Introduction to Machine Learning (with Python) ONLINE
Course Information
- Date
-
- Wednesday, October 8, 2025,
9:00 AM till 1:00 PM- Thursday, October 9, 2025,
9:00 AM till 1:00 PM- Wednesday, October 15, 2025,
9:00 AM till 1:00 PM- Thursday, October 16, 2025,
9:00 AM till 1:00 PM - Wednesday, October 8, 2025,
- Registration Opens
- August 6, 2025, 9:00 AM
- Registration Deadline
- September 10, 2025, 12:00 PM
- Course Fees
- This course is free of charge and for doctoral candidates and postdocs of the University of Basel only (min. 6, max. 20 participants).
- Trainer
-
Dr. Wandrille Duchemin
- Organized by
-
Graduate Center
Transferable Skills
grace@unibas.ch
GRACE Homepage
Aims
With the rise of new technologies, the volume of data in various fields of research has grown exponentially in recent times and a major issue is to mine useful predictive knowledge from these data. The analysis of such data is not trivial and Machine Learning (ML) is a necessary tool to extract knowledge and make predictions that can be generalized beyond the laboratory.
The practical sessions of this course will be conducted using Python3 and will introduce the widely applied scikit-learn ML framework. The course expects participants to already have a solid grasp of Python and aim to acquire a first understanding of the standard ML methods and processes as well as the practical skills in applying them to real world problems.
Content
During this course we will cover:
- The ML taxonomy and the commonly used machine learning algorithms and terms.
- How to implement common ML algorithms using the scikit-learn Python framework.
- Interpretation and visualization of the results obtained from ML analyses.
- Exploratory Data Analysis and its key role in data analysis.
- Unsupervised Learning: Clustering and Dimensionality Reduction.
- Supervised Learning: Classification and Regression with logistic Regression, Random Forests, and others.
- How the ML toolbox can help us to avoid overfitting and overconfidence as well as to take difficult data handling decisions.
Methods
This course will be delivered through Jupyter notebooks blending presentations of the concepts, code demonstrations as well as exercises and their solutions.
The course materials as well as instruction for the installation of required software and libraries will be provided prior to the course.
As the course will take place online, a computer setup with dual monitors (one to follow the presentation and another to work with the course material) is recommended. But working with one monitor works as well.
The course will mix shorter exercise sessions with longer ones where the participants will work in breakout rooms.
Additionally, some exercises may be completed between course sessions.
Target Group
All Doctoral Candidates & Postdocs
Requirements
Knowledge / competencies
Familiarity with the Python programming language and pandas data frames as well as a basic knowledge on statistics is required. Before applying to this course, please assess your Python skills using the quiz here (we recommend a score of at least ¾ in the basic python section, and 2/3 in the advanced and visualization sections).

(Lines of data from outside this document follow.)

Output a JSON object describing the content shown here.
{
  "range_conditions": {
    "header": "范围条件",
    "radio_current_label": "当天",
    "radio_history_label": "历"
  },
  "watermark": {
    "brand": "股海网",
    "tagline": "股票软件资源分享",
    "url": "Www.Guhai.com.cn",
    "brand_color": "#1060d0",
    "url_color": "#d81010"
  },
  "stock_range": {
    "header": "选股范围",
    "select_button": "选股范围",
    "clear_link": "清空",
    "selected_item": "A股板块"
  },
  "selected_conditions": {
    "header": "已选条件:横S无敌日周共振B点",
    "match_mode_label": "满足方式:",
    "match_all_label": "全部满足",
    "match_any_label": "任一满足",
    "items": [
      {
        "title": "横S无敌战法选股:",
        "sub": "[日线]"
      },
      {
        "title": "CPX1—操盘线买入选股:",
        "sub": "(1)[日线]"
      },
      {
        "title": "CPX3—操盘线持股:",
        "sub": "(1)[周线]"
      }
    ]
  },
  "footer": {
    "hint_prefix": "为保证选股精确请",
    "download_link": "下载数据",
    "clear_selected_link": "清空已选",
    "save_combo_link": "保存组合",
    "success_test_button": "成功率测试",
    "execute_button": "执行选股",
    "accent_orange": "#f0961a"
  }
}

No prior knowledge of ML concepts and methods is required.
Technical
You will need to have a recent python3 version as well as a number of python libraries installed. Please follow these instructions to setup your environment (note: these instructions use conda to manage the different packages)
Please perform these installations PRIOR to the course and contact us if you have any trouble.
About the Trainer
Wandrille Duchemin is a Scientific Support specialist and bioinformaticiant at the Center for Scientific Computing (SciCORE) at the university of Basel, and a trainer for the Swiss Institute of Bioinformatics. He holds a PhD in bioinformatics and has five years of experience helping various scientists with the computational and statistical aspects of their research as well as teaching these topics.
Workload
Course attendance: 16h
Feature
Once registration is open, applications will be collected for 24 hours and course places allocated by lot. All registrations received after the initial 24h period will be put on a waiting list and assigned on a first come, first served basis.

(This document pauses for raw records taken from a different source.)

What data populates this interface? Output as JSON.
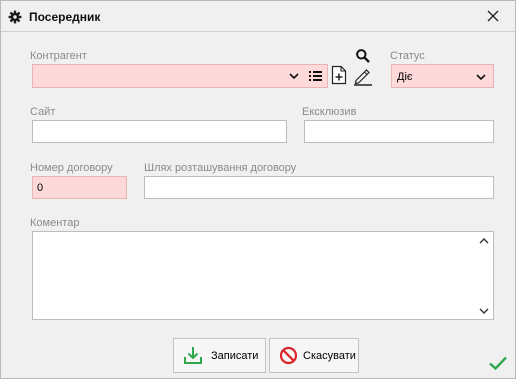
{
  "window": {
    "title": "Посередник"
  },
  "icons": {
    "title": "gear-icon",
    "close": "close-icon",
    "list": "list-icon",
    "add": "add-document-icon",
    "search": "search-icon",
    "edit": "pencil-icon",
    "save": "download-tray-icon",
    "cancel": "no-entry-icon",
    "ok": "checkmark-icon"
  },
  "colors": {
    "required_bg": "#fdd9da",
    "save_icon": "#2ea84a",
    "cancel_icon": "#d9262b",
    "checkmark": "#2ea84a"
  },
  "form": {
    "counterparty": {
      "label": "Контрагент",
      "value": ""
    },
    "status": {
      "label": "Статус",
      "value": "Діє"
    },
    "site": {
      "label": "Сайт",
      "value": ""
    },
    "exclusive": {
      "label": "Ексклюзив",
      "value": ""
    },
    "contract_number": {
      "label": "Номер договору",
      "value": "0"
    },
    "contract_path": {
      "label": "Шлях розташування договору",
      "value": ""
    },
    "comment": {
      "label": "Коментар",
      "value": ""
    }
  },
  "buttons": {
    "save": "Записати",
    "cancel": "Скасувати"
  }
}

Course places/places on the waiting list will be confirmed by e-mail. Course registrations can only be canceled before the registration period ends (send an e-mail to grace@unibas.ch). Full course attendance is mandatory. Participants who fail to attend a course without prior notification or withdraw after the registration deadline are subject to a fee of CHF 30. In addition, participants who cancel their course registration at a later point in time, are absent without an excuse or do not attend the entire course will, for reasons of fairness, not be considered for course registration in the following semester and will be removed from other courses offered in the same semester. Please find the detailed regulations on the Transferable Skills Homepage.